Speak up to PSE
Some 40 years ago I was chairman of the Bellevue Planning commission. Conditional Use Permits, like the one sought by Puget Sound Energy (PSE) to double the voltage going through the corridor their electricity shares with volatile diesel and airplane fuel, were decided by the Planning Commission.
A failed proposal could then be appealed to the City Council, but both the Council and Commission felt an obligation to citizens, not corporate profit. The current proposal that would expand the fiery risk and raise the industrial intrusion of tall metal towers into our neighborhoods would have been rejected. There were few appeals from our denials and the people could rely on the Council to protect them as fully as the Planning Commission.
Fort years ago, the Comprehensive Plan provided that, “single-family residential areas shall be preserved and protected.” That provision is gone. We now can only rely on the Hearing Examiner and the City Council to preserve and protect single-family residential areas. Three children in Bellingham died as a result of proximity of electricity and volatile fuel. We are now placidly assured that PSE will protect Bellevue from inherent danger.

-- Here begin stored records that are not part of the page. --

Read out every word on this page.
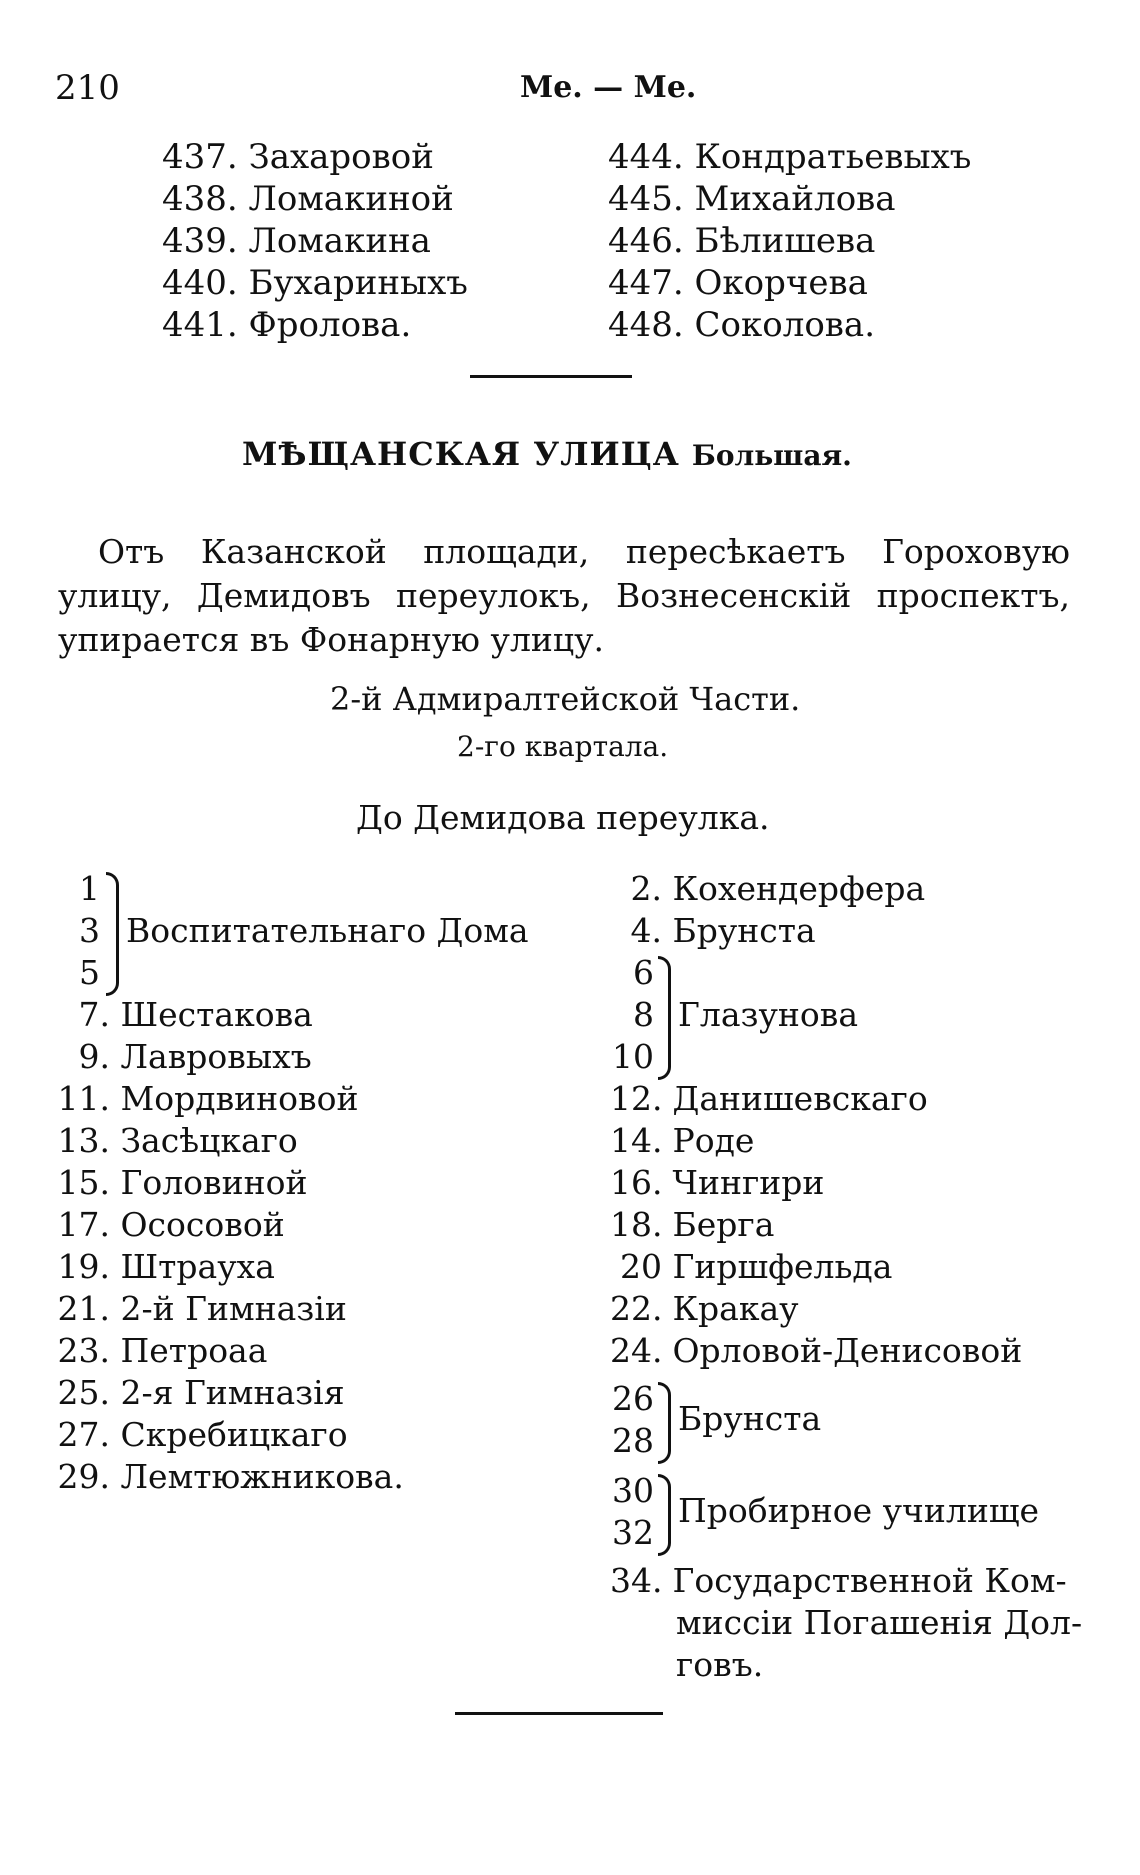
210	Ме. — Ме.
437. Захаровой
438. Ломакиной
439. Ломакина
440. Бухариныхъ
441. Фролова.
444. Кондратьевыхъ
445. Михайлова
446. Бѣлишева
447. Окорчева
448. Соколова.
МѢЩАНСКАЯ УЛИЦА Большая.
Отъ Казанской площади, пересѣкаетъ Гороховую улицу, Демидовъ переулокъ, Вознесенскій проспектъ, упирается въ Фонарную улицу.
2-й Адмиралтейской Части.
2-го квартала.
До Демидова переулка.
1
3
5
Воспитательнаго Дома
7. Шестакова
9. Лавровыхъ
11. Мордвиновой
13. Засѣцкаго
15. Головиной
17. Ососовой
19. Штрауха
21. 2-й Гимназіи
23. Петроаа
25. 2-я Гимназія
27. Скребицкаго
29. Лемтюжникова.
2. Кохендерфера
4. Брунста
6
8
10
Глазунова
12. Данишевскаго
14. Роде
16. Чингири
18. Берга
20 Гиршфельда
22. Кракау
24. Орловой-Денисовой
26
28
Брунста
30
32
Пробирное училище
34. Государственной Ком-
миссіи Погашенія Дол-
говъ.
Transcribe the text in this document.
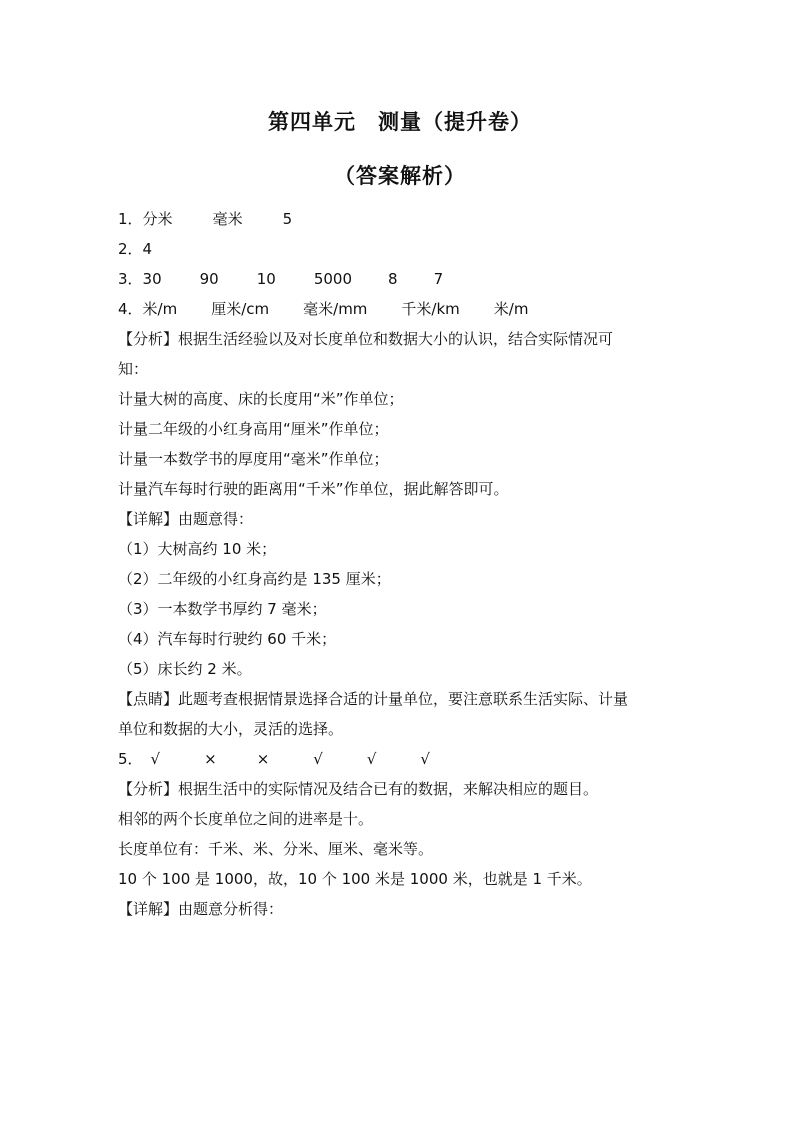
第四单元　测量（提升卷）
（答案解析）
1．分米	毫米	5
2．4
3．30	90	10	5000 8 7
4．米/m 厘米/cm 毫米/mm 千米/km 米/m
【分析】根据生活经验以及对长度单位和数据大小的认识，结合实际情况可
知：
计量大树的高度、床的长度用“米”作单位；
计量二年级的小红身高用“厘米”作单位；
计量一本数学书的厚度用“毫米”作单位；
计量汽车每时行驶的距离用“千米”作单位，据此解答即可。
【详解】由题意得：
（1）大树高约 10 米；
（2）二年级的小红身高约是 135 厘米；
（3）一本数学书厚约 7 毫米；
（4）汽车每时行驶约 60 千米；
（5）床长约 2 米。
【点睛】此题考查根据情景选择合适的计量单位，要注意联系生活实际、计量
单位和数据的大小，灵活的选择。
5． √	×	×	√	√	√
【分析】根据生活中的实际情况及结合已有的数据，来解决相应的题目。
相邻的两个长度单位之间的进率是十。
长度单位有：千米、米、分米、厘米、毫米等。
10 个 100 是 1000，故，10 个 100 米是 1000 米，也就是 1 千米。
【详解】由题意分析得：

The lure of profit make it hazardous to rely on their assurances. PSE’s investors will profit if the city can be persuaded to abandon its duty. If that happens, we citizens would likely have to bear the burden of a million people living on the Eastside in a few years and PSE’s profits would expand exponentially, enough so that PSE investors wouldn’t have much risk to worry them, even though we would.
Steve Funk
Bellevue
Energize is a gamble
Puget Sound Energy’s proposed Energize Eastside (EE) would be a capital-intensive gamble with money out of the pockets of PSE’s customers. The project relies on yesterday’s technology to meet phantom future energy needs. Even if our future needs were real, there are new proven technologies which are cheaper, more flexible and won’t damage our environment. In fact, such technologies are being adopted by other nearby utilities. PSE has declined to seriously study these potential solutions.
Conservation, batteries, demand response (incentivizing customers to avoid using energy during peak demand), distributed generation (small, on-site, grid-connected energy generation and storage devices), more efficient building techniques as well as other new energy technologies and practices will easily meet any additional energy need we have in the future while improving overall reliability.
Speaking of reliability, most power outages are due to trees falling on power lines. A fallen tree won’t take out a battery. Small generators in office buildings won’t topple over in a windstorm. Practices that reduce energy demand are impervious to Mother Nature. We don’t have to choose just one of these approaches. All these things can be used together to address our future energy needs.
Let our city officials know that Energize Eastside is not the answer.